Bank of America Corporation (BAC), the third-largest U.S. bank, said it is working on a plan to eliminate 30,000 to 35,000 positions over the next three years reflecting the pending merger with Merrill Lynch (MER) and the persistent weak economic environment.
The job cuts, which according to the bank will not be determined until early 2009, will be nationwide and will affect primarily those areas where the companies have significant overlap, such as staff support. Bank of America expects cuts to be made in all parts of the business and as many as possible will be generated by attrition. Severance and other benefits will be provided for those associates whose jobs are eliminated and who cannot be offered another position, North Carolina-based bank said in a statement today. BofA also noted that the reductions are designed to eliminate redundancies created as a result of the merger with Merrill and to reflect the current recessionary environment.

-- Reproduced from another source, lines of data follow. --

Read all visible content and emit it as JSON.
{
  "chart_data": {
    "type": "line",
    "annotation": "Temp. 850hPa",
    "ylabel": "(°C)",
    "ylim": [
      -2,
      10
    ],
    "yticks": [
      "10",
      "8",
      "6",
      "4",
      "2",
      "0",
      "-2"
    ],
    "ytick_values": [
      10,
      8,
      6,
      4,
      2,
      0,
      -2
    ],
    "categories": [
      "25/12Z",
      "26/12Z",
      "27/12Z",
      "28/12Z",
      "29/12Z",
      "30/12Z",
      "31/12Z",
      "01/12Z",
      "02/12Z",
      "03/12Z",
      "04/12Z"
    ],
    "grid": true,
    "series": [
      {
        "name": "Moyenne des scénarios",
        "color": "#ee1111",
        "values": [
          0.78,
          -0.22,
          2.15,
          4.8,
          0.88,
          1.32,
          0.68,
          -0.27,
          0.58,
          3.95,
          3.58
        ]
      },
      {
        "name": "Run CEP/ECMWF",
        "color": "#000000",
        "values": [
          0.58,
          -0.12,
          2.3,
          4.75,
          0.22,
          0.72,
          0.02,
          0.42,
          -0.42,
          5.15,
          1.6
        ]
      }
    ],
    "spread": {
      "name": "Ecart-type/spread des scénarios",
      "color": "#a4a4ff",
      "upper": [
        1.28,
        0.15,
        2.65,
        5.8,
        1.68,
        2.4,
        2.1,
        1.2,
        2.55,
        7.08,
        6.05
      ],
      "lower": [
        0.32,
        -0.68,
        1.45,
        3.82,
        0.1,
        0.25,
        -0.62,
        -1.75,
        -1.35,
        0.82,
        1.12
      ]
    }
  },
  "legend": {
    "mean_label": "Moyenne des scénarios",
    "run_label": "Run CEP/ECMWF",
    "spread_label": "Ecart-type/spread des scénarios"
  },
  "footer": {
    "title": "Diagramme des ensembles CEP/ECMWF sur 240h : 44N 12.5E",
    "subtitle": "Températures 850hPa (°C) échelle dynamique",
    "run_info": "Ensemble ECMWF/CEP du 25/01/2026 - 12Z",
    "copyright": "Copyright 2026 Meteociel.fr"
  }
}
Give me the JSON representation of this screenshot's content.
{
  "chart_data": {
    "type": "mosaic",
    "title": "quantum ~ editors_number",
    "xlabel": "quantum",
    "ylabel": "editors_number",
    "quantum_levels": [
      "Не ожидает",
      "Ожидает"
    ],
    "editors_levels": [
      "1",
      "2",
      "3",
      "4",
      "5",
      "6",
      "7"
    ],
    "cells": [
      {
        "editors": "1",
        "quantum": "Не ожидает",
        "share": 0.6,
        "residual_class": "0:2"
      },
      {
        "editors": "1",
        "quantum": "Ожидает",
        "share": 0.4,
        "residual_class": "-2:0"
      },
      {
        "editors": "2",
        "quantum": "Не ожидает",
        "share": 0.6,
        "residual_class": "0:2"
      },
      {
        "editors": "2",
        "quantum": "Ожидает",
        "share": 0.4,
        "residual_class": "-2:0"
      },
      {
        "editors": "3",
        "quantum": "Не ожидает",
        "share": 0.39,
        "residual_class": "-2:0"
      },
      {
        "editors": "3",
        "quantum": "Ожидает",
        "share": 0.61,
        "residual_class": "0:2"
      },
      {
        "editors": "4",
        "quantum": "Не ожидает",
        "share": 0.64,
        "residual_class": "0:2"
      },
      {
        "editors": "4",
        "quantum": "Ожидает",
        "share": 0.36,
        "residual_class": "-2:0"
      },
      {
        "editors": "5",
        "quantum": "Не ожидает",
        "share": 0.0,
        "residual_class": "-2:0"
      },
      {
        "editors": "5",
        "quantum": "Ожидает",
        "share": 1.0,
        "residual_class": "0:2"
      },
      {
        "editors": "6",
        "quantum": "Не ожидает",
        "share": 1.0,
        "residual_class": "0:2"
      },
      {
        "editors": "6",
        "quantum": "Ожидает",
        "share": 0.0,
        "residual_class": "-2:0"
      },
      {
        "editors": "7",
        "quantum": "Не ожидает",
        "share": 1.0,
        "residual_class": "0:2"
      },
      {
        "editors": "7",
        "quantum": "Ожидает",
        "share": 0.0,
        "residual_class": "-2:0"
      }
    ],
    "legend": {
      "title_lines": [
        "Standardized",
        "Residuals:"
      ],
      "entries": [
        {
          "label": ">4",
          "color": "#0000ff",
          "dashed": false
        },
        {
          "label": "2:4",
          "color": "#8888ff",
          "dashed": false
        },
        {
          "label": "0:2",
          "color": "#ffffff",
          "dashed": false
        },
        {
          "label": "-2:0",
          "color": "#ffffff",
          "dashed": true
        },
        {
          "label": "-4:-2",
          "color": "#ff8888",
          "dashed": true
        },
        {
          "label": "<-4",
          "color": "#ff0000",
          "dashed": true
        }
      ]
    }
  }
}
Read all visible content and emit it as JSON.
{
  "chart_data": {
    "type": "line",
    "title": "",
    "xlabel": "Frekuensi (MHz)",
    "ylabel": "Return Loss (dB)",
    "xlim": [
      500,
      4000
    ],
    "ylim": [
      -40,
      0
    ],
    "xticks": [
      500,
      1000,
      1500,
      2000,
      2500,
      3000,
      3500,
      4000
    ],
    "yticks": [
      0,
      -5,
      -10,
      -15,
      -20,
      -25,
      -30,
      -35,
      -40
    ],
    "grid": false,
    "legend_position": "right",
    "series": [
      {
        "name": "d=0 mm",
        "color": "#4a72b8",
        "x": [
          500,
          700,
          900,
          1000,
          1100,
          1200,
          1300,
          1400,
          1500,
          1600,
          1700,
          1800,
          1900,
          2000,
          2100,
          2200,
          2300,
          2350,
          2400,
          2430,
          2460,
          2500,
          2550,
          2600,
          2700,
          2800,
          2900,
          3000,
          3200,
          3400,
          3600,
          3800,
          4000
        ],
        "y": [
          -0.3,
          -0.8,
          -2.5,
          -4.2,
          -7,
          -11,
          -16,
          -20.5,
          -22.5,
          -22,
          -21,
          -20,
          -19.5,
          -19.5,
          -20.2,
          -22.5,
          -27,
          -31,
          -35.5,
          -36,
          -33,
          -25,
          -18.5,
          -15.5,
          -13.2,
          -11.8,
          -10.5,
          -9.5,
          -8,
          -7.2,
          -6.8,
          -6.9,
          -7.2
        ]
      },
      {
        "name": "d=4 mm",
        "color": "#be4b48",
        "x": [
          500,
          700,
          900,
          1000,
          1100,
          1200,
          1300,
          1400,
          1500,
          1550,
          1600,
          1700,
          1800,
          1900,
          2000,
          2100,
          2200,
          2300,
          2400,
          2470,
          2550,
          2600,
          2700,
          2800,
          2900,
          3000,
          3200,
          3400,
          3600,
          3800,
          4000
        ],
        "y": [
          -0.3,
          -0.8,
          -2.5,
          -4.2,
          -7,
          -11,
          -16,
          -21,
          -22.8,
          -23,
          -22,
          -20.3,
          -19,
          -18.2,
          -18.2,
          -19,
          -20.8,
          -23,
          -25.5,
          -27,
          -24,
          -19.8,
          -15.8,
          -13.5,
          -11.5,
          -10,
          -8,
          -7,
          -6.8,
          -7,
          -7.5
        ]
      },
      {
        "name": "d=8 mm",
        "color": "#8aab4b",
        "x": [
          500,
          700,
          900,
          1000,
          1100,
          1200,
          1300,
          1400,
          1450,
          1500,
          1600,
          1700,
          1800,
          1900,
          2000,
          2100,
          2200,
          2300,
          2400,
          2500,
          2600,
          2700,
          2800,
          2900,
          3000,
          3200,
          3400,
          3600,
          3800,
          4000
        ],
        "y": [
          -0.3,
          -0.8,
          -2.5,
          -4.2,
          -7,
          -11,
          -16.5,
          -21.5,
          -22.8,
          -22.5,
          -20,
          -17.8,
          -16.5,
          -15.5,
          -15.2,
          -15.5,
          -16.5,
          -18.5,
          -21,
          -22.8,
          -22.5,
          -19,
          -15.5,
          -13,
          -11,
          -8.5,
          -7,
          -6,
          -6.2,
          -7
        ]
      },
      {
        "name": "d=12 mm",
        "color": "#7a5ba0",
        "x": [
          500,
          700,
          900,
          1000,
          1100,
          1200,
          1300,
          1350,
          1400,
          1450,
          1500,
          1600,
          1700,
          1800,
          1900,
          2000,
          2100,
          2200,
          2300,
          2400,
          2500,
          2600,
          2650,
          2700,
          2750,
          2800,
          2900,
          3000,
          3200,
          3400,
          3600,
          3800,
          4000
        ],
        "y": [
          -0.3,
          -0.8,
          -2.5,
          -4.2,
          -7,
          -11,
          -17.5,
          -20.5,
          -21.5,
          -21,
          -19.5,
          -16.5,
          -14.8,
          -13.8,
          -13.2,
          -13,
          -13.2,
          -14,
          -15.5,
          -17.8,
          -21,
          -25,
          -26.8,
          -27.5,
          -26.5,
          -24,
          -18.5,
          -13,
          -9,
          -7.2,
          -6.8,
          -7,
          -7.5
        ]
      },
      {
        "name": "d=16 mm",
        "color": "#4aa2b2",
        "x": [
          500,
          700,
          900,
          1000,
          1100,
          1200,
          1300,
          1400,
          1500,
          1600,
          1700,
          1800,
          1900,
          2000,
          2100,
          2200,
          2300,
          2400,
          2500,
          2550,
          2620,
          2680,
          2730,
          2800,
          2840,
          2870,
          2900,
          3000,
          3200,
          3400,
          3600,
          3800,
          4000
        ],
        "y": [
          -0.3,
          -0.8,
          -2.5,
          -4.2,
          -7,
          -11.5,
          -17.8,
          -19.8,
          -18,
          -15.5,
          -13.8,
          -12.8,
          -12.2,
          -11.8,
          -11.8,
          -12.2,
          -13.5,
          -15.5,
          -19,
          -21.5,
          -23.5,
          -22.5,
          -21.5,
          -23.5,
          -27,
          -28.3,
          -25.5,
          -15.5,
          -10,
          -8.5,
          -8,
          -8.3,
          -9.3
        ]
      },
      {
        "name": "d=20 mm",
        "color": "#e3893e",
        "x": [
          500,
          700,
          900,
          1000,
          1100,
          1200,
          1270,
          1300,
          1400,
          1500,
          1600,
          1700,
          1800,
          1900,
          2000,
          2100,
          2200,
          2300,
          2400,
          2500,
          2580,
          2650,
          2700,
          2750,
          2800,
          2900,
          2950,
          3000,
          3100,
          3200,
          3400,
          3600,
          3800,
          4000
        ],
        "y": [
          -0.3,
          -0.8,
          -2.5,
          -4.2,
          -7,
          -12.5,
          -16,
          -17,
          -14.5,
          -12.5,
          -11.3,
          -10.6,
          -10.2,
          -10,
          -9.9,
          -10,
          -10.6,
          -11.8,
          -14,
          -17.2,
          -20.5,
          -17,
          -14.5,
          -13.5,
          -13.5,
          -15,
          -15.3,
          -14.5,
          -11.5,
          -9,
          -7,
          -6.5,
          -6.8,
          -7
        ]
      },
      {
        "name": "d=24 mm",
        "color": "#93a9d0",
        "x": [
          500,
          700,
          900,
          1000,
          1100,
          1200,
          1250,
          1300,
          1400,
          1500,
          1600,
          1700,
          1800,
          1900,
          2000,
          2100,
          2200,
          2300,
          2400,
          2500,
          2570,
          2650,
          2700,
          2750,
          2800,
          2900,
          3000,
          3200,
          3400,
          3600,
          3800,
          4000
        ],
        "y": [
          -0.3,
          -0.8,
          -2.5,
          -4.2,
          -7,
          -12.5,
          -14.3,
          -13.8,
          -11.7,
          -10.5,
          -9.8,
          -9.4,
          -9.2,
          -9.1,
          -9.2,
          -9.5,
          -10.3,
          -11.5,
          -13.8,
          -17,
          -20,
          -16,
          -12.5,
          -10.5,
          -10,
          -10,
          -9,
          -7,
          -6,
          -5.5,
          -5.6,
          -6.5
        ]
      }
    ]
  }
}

The companies have a combined workforce of around 307,000 people, including approx. 60,000 at New York-based Merrill Lynch. Today’s announcement represents a workforce reduction of around 11%.
Bank of America continues to do business with all of its client segments and actively originates loans through all of its credit product lines. But, despite its healthier state than many of its rivals, the firm still had to tap the TARP program, set up by the US Treasury Dept. to recapitalise banks’ bleeding balance sheets. The bank has so far received $15 bln from the $700 bln Troubled Asset Relief Program and a further $10 bln from investors.
BofA is the latest firm to announce a workforce reduction. Citigroup Inc. (C) is planning to eliminate 52,000 jobs in fiscal ’09.
BAC fell 11% to $14.91 today in NYSE trading, and has dropped nearly 65% this year.